第66期王座戦一次予選で平藤眞吾七段に勝ち、プロ入り通算50勝を史上最速で達成しました。

途中まで苦しい展開だったが、終盤に鮮やかに逆転しそのまま寄せきった。

終局後は勝利数について「知ってました。一局一局積み上げてきたのが節目(せつもく)の数字になって感慨深い」と振り返った。

聞き慣れない「せつもく」という言葉が飛び出し「えっ?」と聞き直す報道陣もいた。

通算成績は50勝6敗となった(未放映のテレビ対局を除く)。

(引用:藤井聡太四段、羽生超え最年少50勝「節目の数字、感慨深い」より)

この勝利はテレビでも取り上げられていましたが、50勝よりも、局後のインタビューでの「節目」を「ふしめ」ではなく「せつもく」と読んだ、そのモノ珍しさの方に注目が集まっていたように思います。

11/23(木)

第26期銀河戦本戦トーナメントHブロック2回戦が放映され、上村亘四段に敗北しています。

対局日は9月22日で、1回戦と連戦だったようです。

藤井四段はプロ入り以来、先手番と30代以上の棋士相手に負け無しでしたが、この敗局によりそれらの連勝がストップしています。

11/24(金)


第59期王位戦予選で北浜健介八段に勝ち、リーグ入りまであと2勝に迫っています。

50年振りの大記録へ

藤井四段の2017年度成績は、2017年11月28日現在、48戦41勝7敗(勝率:0.8541)となっています(未放送のテレビ棋戦は除く)。

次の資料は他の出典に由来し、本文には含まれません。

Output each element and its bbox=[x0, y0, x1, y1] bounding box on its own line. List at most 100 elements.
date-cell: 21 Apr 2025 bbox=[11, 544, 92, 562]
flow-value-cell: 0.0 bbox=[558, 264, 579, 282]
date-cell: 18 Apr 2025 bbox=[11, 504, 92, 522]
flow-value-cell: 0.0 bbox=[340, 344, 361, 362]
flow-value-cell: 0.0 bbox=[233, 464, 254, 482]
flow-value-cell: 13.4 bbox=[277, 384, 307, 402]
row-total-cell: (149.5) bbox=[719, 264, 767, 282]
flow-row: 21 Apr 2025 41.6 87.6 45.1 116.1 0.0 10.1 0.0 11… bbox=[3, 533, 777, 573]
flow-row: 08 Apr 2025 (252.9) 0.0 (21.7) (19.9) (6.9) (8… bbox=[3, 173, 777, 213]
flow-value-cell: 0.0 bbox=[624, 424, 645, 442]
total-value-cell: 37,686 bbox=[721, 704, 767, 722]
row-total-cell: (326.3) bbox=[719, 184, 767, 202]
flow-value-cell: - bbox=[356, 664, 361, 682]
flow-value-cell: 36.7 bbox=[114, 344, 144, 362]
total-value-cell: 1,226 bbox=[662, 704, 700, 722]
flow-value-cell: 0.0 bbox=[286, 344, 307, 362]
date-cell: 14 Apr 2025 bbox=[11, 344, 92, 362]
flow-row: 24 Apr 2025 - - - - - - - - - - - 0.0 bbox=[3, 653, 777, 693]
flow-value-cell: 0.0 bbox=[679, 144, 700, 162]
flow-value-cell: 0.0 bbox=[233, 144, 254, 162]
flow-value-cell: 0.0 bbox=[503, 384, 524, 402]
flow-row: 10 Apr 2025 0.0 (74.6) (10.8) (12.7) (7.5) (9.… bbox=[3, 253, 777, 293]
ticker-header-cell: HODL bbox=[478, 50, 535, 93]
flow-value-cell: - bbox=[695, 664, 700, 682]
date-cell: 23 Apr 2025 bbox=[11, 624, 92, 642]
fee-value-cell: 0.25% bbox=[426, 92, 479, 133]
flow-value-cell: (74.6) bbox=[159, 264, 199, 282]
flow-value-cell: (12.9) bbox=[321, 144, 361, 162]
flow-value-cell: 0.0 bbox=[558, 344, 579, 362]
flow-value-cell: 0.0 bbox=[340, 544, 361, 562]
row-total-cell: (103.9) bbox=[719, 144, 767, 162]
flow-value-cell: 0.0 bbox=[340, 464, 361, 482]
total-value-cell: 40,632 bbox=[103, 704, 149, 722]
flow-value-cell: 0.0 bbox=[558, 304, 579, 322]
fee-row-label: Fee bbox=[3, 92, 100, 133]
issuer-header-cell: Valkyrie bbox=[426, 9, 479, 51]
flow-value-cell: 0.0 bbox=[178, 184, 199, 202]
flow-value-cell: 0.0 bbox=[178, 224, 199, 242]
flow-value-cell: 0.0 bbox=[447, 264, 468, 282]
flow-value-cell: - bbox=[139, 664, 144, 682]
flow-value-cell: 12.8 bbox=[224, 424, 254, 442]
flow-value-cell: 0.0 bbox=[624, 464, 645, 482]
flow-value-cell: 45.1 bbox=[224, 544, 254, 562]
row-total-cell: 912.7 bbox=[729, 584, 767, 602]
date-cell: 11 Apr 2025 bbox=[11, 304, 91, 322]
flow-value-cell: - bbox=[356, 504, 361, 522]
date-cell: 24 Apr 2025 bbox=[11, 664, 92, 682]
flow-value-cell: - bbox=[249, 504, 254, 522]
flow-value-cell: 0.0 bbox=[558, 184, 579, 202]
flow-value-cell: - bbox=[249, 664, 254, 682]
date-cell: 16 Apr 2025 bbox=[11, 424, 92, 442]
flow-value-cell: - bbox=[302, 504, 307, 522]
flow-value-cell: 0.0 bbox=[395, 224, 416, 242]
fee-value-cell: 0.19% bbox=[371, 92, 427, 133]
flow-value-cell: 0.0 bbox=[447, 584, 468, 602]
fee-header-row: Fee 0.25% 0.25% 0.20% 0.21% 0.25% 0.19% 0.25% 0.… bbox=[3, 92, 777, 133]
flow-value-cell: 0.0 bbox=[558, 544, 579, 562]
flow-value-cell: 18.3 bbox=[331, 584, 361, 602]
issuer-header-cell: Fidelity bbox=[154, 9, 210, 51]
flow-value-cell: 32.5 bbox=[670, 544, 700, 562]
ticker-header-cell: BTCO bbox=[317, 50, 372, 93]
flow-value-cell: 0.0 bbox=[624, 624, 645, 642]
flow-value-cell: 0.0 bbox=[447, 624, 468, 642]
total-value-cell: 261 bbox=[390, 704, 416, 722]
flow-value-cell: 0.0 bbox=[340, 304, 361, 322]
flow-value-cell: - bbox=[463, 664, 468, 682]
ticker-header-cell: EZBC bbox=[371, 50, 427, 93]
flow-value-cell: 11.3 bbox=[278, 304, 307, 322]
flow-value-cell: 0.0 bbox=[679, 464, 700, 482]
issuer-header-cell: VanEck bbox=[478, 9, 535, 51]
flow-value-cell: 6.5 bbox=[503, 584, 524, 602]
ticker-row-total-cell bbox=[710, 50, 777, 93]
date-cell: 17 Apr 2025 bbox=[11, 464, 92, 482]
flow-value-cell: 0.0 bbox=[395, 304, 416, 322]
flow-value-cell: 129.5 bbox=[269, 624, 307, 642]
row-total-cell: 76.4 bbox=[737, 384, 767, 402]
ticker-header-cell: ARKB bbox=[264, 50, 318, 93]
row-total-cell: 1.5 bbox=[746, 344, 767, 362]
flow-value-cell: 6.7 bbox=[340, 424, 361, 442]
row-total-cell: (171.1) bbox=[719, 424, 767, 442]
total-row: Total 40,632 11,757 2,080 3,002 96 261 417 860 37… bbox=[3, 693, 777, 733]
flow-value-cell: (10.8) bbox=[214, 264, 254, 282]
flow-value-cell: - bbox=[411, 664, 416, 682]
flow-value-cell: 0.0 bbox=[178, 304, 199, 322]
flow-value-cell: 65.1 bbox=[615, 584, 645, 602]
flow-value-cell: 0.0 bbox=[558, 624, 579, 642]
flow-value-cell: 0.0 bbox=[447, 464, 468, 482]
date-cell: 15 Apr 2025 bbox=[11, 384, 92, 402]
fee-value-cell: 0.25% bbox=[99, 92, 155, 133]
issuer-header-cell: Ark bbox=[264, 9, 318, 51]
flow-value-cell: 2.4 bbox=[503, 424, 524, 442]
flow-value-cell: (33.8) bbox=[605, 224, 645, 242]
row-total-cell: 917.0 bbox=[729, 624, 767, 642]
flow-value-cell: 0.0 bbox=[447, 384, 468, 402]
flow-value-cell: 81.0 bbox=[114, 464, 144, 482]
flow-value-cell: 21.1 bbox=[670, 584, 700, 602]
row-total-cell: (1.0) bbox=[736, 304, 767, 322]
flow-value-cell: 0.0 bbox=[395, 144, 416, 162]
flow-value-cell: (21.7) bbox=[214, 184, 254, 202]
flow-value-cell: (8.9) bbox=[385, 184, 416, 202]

これだけ勝率が高いと、1勝してもほとんど率が上がらないくせに、1敗するとガクッと落ちてしまう不条理が付き纏うのですが、それでも勝率1位をひた走っています。

これまで何度か書いてきましたが、将棋界の最高勝率記録は、中原誠十六世名人が1967年度に記録した47勝8敗(勝率:0.8545)です。

6月末に「藤井聡太四段は最高勝率記録をも塗り替えられるか?」という記事を書いたときは、29連勝を達成した直後でした。

あれからちらほら負けもしましたが、2017年度も残り4ヶ月ほどになった今でも、それに肉薄する勝率をキープしています。

藤井聡太四段による50年振りの最高勝率記録更新が、いよいよ現実味を帯びてきました。